Les modèles prédictifs à l'épreuve de la Coupe du Monde

Yves Pizay, Senior Partner chez Kea & Partners

En juin dernier, Goldman Sachs et UBS nous livraient leurs prédictions. Pour les premiers, le Brésil serait le grand vainqueur de la Coupe du Monde de football. Pour les seconds, plus prudents, le gagnant figurerait parmi le trio Brésil – Portugal – Allemagne. Et il semblait s’agir là de matière objective : des données en masse, analysées sous tous les angles, à grand renfort de simulations. Dans son dossier, Goldman Sachs n’y allait pas de main morte : « Hours of number crunching », « 200,000 models », « Harnessing recent developments in machine learning », « one million simulations ». UBS, quant à lui, faisait valoir ses algorithmes d’investissement pour déterminer le vainqueur. Bref, on y croyait…

Or, nous le savons déjà, aucun de ces trois favoris ne soulèvera le trophée de la FIFA. Alors, faut-il y voir une défaite en rase campagne des modèles prédictifs ? Avant de se prononcer, regardons de plus près les résultats.

Performance des modèles

Du côté de Goldman Sachs, 56% des participants à la phase de poule ont été correctement classés dans leur groupe et 81% des qualifications ont été prédites avec justesse. Ainsi, l’erreur ne concerne que trois équipes : l’Allemagne, l’Arabie Saoudite et la Pologne ne sont pas qualifiées, tandis que la Suède, la Russie et le Japon ont joué en huitièmes de finale. Le Groupe UBS, quant à lui a annoncé que son modèle était juste à 66%. Son trio gagnant s’est révélé faux, mais sa recommandation reste toujours pertinente : regarder avec attention la France, l’Angleterre et la Belgique, tous trois considérés alors comme des challengers. En revanche, ni Goldman Sachs ni UBS n’avait vu venir la Croatie.

En résumé, les modèles ont deviné l’évidence et ignoré la singularité. De quoi faire sourire, une fois encore, Nassim Nicholas Taleb, ancien courtier en Bourse et auteur du fameux Cygne Noir. Pour lui, notre monde est dominé par « l’inconnu et le très peu probable – et pendant ce temps, nous ne cessons de nous livrer à des bavardages inutiles et de nous focaliser sur le connu et le répété ».
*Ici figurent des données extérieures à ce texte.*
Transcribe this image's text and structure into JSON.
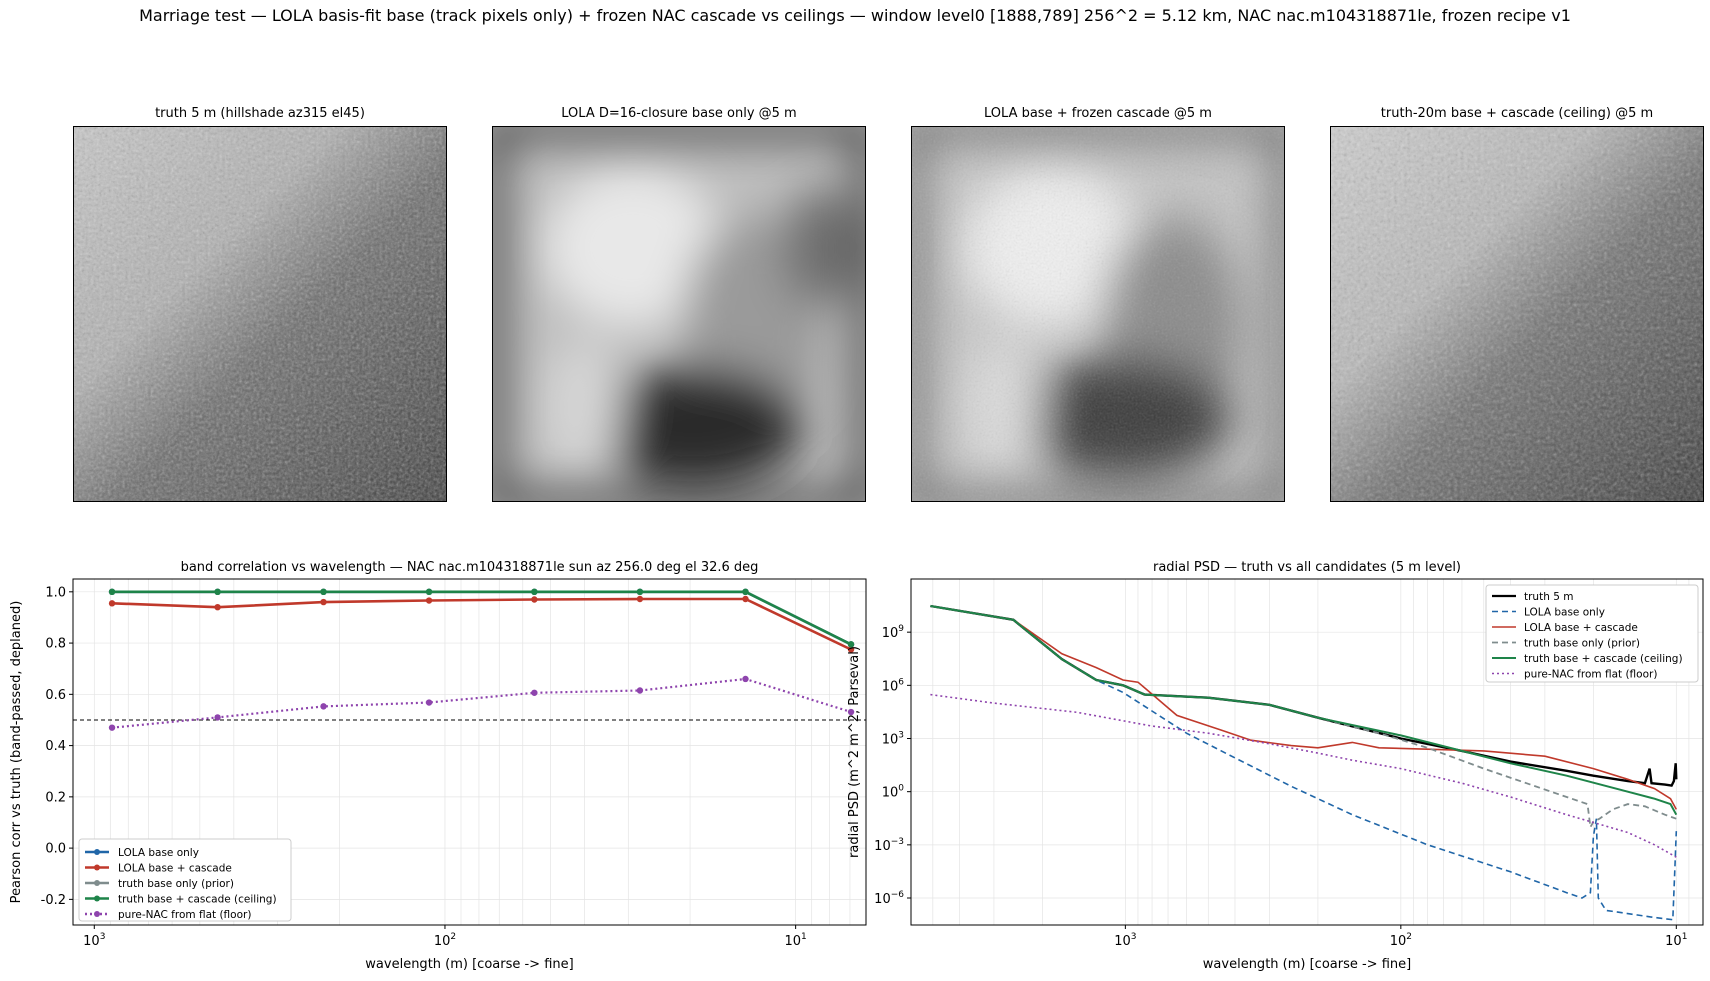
{
  "suptitle": "Marriage test — LOLA basis-fit base (track pixels only) + frozen NAC cascade vs ceilings — window level0 [1888,789] 256^2 = 5.12 km, NAC nac.m104318871le, frozen recipe v1",
  "panels": [
    {
      "title": "truth 5 m (hillshade az315 el45)"
    },
    {
      "title": "LOLA D=16-closure base only @5 m"
    },
    {
      "title": "LOLA base + frozen cascade @5 m"
    },
    {
      "title": "truth-20m base + cascade (ceiling) @5 m"
    }
  ],
  "colors": {
    "lola_base": "#2066a8",
    "lola_cascade": "#c0392b",
    "truth_base": "#7f8c8d",
    "truth_cascade": "#1e8449",
    "pure_nac": "#8e44ad",
    "truth": "#000000"
  },
  "chart_data": [
    {
      "type": "line",
      "title": "band correlation vs wavelength — NAC nac.m104318871le sun az 256.0 deg el 32.6 deg",
      "xlabel": "wavelength (m)  [coarse -> fine]",
      "ylabel": "Pearson corr vs truth (band-passed, deplaned)",
      "xscale": "log-reversed",
      "xlim": [
        1150,
        6.3
      ],
      "ylim": [
        -0.3,
        1.05
      ],
      "xticks": [
        {
          "v": 1000,
          "base": "10",
          "exp": "3"
        },
        {
          "v": 100,
          "base": "10",
          "exp": "2"
        },
        {
          "v": 10,
          "base": "10",
          "exp": "1"
        }
      ],
      "yticks": [
        "-0.2",
        "0.0",
        "0.2",
        "0.4",
        "0.6",
        "0.8",
        "1.0"
      ],
      "grid": true,
      "legend_position": "lower-left",
      "hline": 0.5,
      "x": [
        890,
        445,
        222,
        111,
        55.6,
        27.8,
        13.9,
        6.95
      ],
      "series": [
        {
          "name": "LOLA base only",
          "key": "lola_base",
          "style": "solid",
          "values": [
            1.0,
            1.0,
            1.0,
            1.0,
            1.0,
            1.0,
            1.0,
            0.795
          ]
        },
        {
          "name": "LOLA base + cascade",
          "key": "lola_cascade",
          "style": "solid",
          "values": [
            0.955,
            0.94,
            0.96,
            0.966,
            0.97,
            0.972,
            0.972,
            0.775
          ]
        },
        {
          "name": "truth base only (prior)",
          "key": "truth_base",
          "style": "solid",
          "values": [
            1.0,
            1.0,
            1.0,
            1.0,
            1.0,
            1.0,
            1.0,
            0.795
          ]
        },
        {
          "name": "truth base + cascade (ceiling)",
          "key": "truth_cascade",
          "style": "solid",
          "values": [
            1.0,
            1.0,
            1.0,
            1.0,
            1.0,
            1.0,
            1.0,
            0.795
          ]
        },
        {
          "name": "pure-NAC from flat (floor)",
          "key": "pure_nac",
          "style": "dotted",
          "values": [
            0.47,
            0.51,
            0.553,
            0.568,
            0.606,
            0.615,
            0.66,
            0.531
          ]
        }
      ]
    },
    {
      "type": "line",
      "title": "radial PSD — truth vs all candidates (5 m level)",
      "xlabel": "wavelength (m)  [coarse -> fine]",
      "ylabel": "radial PSD (m^2 m^2, Parseval)",
      "xscale": "log-reversed",
      "yscale": "log",
      "xlim": [
        6000,
        8
      ],
      "ylim": [
        3e-08,
        1000000000000.0
      ],
      "xticks": [
        {
          "v": 1000,
          "base": "10",
          "exp": "3"
        },
        {
          "v": 100,
          "base": "10",
          "exp": "2"
        },
        {
          "v": 10,
          "base": "10",
          "exp": "1"
        }
      ],
      "yticks": [
        {
          "v": 1e-06,
          "base": "10",
          "exp": "−6"
        },
        {
          "v": 0.001,
          "base": "10",
          "exp": "−3"
        },
        {
          "v": 1,
          "base": "10",
          "exp": "0"
        },
        {
          "v": 1000.0,
          "base": "10",
          "exp": "3"
        },
        {
          "v": 1000000.0,
          "base": "10",
          "exp": "6"
        },
        {
          "v": 1000000000.0,
          "base": "10",
          "exp": "9"
        }
      ],
      "grid": true,
      "legend_position": "upper-right",
      "series": [
        {
          "name": "truth 5 m",
          "key": "truth",
          "style": "solid",
          "width": 2.4,
          "points": [
            [
              5100,
              30000000000.0
            ],
            [
              2550,
              5000000000.0
            ],
            [
              1700,
              30000000.0
            ],
            [
              1275,
              2000000.0
            ],
            [
              1020,
              1000000.0
            ],
            [
              850,
              300000.0
            ],
            [
              500,
              200000.0
            ],
            [
              300,
              80000.0
            ],
            [
              200,
              15000.0
            ],
            [
              100,
              1000.0
            ],
            [
              60,
              200.0
            ],
            [
              40,
              50
            ],
            [
              25,
              15
            ],
            [
              20,
              8
            ],
            [
              15,
              4
            ],
            [
              13,
              3
            ],
            [
              12.5,
              20
            ],
            [
              12.3,
              3
            ],
            [
              11,
              2.5
            ],
            [
              10.4,
              2.2
            ],
            [
              10.2,
              4
            ],
            [
              10.05,
              40
            ],
            [
              10,
              5
            ]
          ]
        },
        {
          "name": "LOLA base only",
          "key": "lola_base",
          "style": "dashed",
          "width": 1.6,
          "points": [
            [
              5100,
              30000000000.0
            ],
            [
              2550,
              5000000000.0
            ],
            [
              1700,
              30000000.0
            ],
            [
              1275,
              2000000.0
            ],
            [
              1020,
              400000.0
            ],
            [
              600,
              2000.0
            ],
            [
              400,
              80
            ],
            [
              250,
              2
            ],
            [
              150,
              0.05
            ],
            [
              80,
              0.001
            ],
            [
              40,
              3e-05
            ],
            [
              25,
              2e-06
            ],
            [
              22,
              1e-06
            ],
            [
              20.5,
              2e-06
            ],
            [
              20,
              0.003
            ],
            [
              19.5,
              0.03
            ],
            [
              19.2,
              1e-06
            ],
            [
              18,
              2e-07
            ],
            [
              12,
              8e-08
            ],
            [
              10.3,
              6e-08
            ],
            [
              10.1,
              0.0001
            ],
            [
              10,
              0.006
            ]
          ]
        },
        {
          "name": "LOLA base + cascade",
          "key": "lola_cascade",
          "style": "solid",
          "width": 1.6,
          "points": [
            [
              5100,
              30000000000.0
            ],
            [
              2550,
              5000000000.0
            ],
            [
              1700,
              60000000.0
            ],
            [
              1275,
              10000000.0
            ],
            [
              1020,
              2000000.0
            ],
            [
              900,
              1500000.0
            ],
            [
              650,
              20000.0
            ],
            [
              450,
              3000.0
            ],
            [
              350,
              800
            ],
            [
              250,
              400
            ],
            [
              200,
              300
            ],
            [
              150,
              600
            ],
            [
              120,
              300
            ],
            [
              80,
              250
            ],
            [
              50,
              200
            ],
            [
              30,
              100
            ],
            [
              20,
              20
            ],
            [
              15,
              5
            ],
            [
              12,
              1.5
            ],
            [
              10.5,
              0.4
            ],
            [
              10,
              0.1
            ]
          ]
        },
        {
          "name": "truth base only (prior)",
          "key": "truth_base",
          "style": "dashed",
          "width": 1.8,
          "points": [
            [
              5100,
              30000000000.0
            ],
            [
              2550,
              5000000000.0
            ],
            [
              1700,
              30000000.0
            ],
            [
              1275,
              2000000.0
            ],
            [
              1020,
              1000000.0
            ],
            [
              850,
              300000.0
            ],
            [
              500,
              200000.0
            ],
            [
              300,
              80000.0
            ],
            [
              200,
              15000.0
            ],
            [
              120,
              2000.0
            ],
            [
              80,
              300
            ],
            [
              50,
              20
            ],
            [
              35,
              3
            ],
            [
              25,
              0.5
            ],
            [
              21,
              0.2
            ],
            [
              20.5,
              0.01
            ],
            [
              20,
              0.02
            ],
            [
              19,
              0.03
            ],
            [
              17,
              0.1
            ],
            [
              15,
              0.2
            ],
            [
              13,
              0.15
            ],
            [
              11,
              0.05
            ],
            [
              10,
              0.03
            ]
          ]
        },
        {
          "name": "truth base + cascade (ceiling)",
          "key": "truth_cascade",
          "style": "solid",
          "width": 2,
          "points": [
            [
              5100,
              30000000000.0
            ],
            [
              2550,
              5000000000.0
            ],
            [
              1700,
              30000000.0
            ],
            [
              1275,
              2000000.0
            ],
            [
              1020,
              1000000.0
            ],
            [
              850,
              300000.0
            ],
            [
              500,
              200000.0
            ],
            [
              300,
              80000.0
            ],
            [
              200,
              15000.0
            ],
            [
              100,
              1500.0
            ],
            [
              60,
              200.0
            ],
            [
              40,
              40
            ],
            [
              25,
              8
            ],
            [
              15,
              1
            ],
            [
              12,
              0.4
            ],
            [
              10.5,
              0.2
            ],
            [
              10,
              0.05
            ]
          ]
        },
        {
          "name": "pure-NAC from flat (floor)",
          "key": "pure_nac",
          "style": "dotted",
          "width": 1.6,
          "points": [
            [
              5100,
              300000.0
            ],
            [
              3000,
              100000.0
            ],
            [
              1500,
              30000.0
            ],
            [
              800,
              5000.0
            ],
            [
              500,
              2000.0
            ],
            [
              300,
              500
            ],
            [
              200,
              150
            ],
            [
              150,
              60
            ],
            [
              100,
              20
            ],
            [
              60,
              3
            ],
            [
              40,
              0.5
            ],
            [
              25,
              0.05
            ],
            [
              15,
              0.005
            ],
            [
              12,
              0.001
            ],
            [
              10,
              0.0002
            ]
          ]
        }
      ]
    }
  ]
}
Des modèles adaptés à l’imprévu ?

La beauté froide des modèles pourrait vite nous faire oublier que notre monde n’obéit pas seulement à des formules mathématiques… du moins pas celles que nous utilisons aujourd’hui. Les prédictions pour la Coupe du Monde ne sont pas une affaire de certitudes, mais un travail de statistiques et de probabilités fondé sur quatre limites :

  • Une fréquence relativement faible des rencontres, donnant un caractère unique à chacune d’elles. Il n’y a en effet qu’un match le 10 juillet à 20h qui oppose France et Belgique. Cette unicité des événements rend le lien entre modèle probabiliste et observation empirique plus complexe. Ce n’est pas le cas, par exemple, d’un lancer de dés, certes unique, mais plus facilement comparable à un autre lancer.
  • Une grande diversité de paramètres à prendre en compte, difficiles à identifier de manière exhaustive. Qui plus est, le choix et la pondération des paramètres valables pour tel match restent-ils pertinents pour tous les autres ? La pluie influence-t-elle le jeu de l’équipe d’Irlande au même titre que celui de l’équipe du Qatar ?
  • Des scores assez bas si on les compare à d’autres sports, avec des buts qui sont le résultat d’une suite d’actions difficilement modélisable et soumise à un effet papillon : ainsi, une passe, un crochet, une simple faute, l’appel ou non à la VAR peuvent être déterminants, changer le cours d’un match, modifier l’ensemble des pronostics
  • Une exploitation des données passées, mais une absence d’analyse poussée sur la situation présente. Or, nous le savons bien, les résultats passés ne préjugent pas les performances à venir.

Il est peut-être possible de considérer que le résultat d’un match de foot est parfaitement déterministe, mais la quantité de paramètres à prendre en compte laisse tout de même penser qu’une modélisation comportant une part aléatoire est plus appropriée. Un des analystes de Goldman Sachs avait d’ailleurs noté avec justesse (et prudence, humilité ?) : « Football is quite an unpredictable game… ».

Une Coupe de Monde singulière

A la décharge des data scientists qui ont eu le courage de publier leurs résultats, qui pouvait par ailleurs s’attendre à un tel scénario ?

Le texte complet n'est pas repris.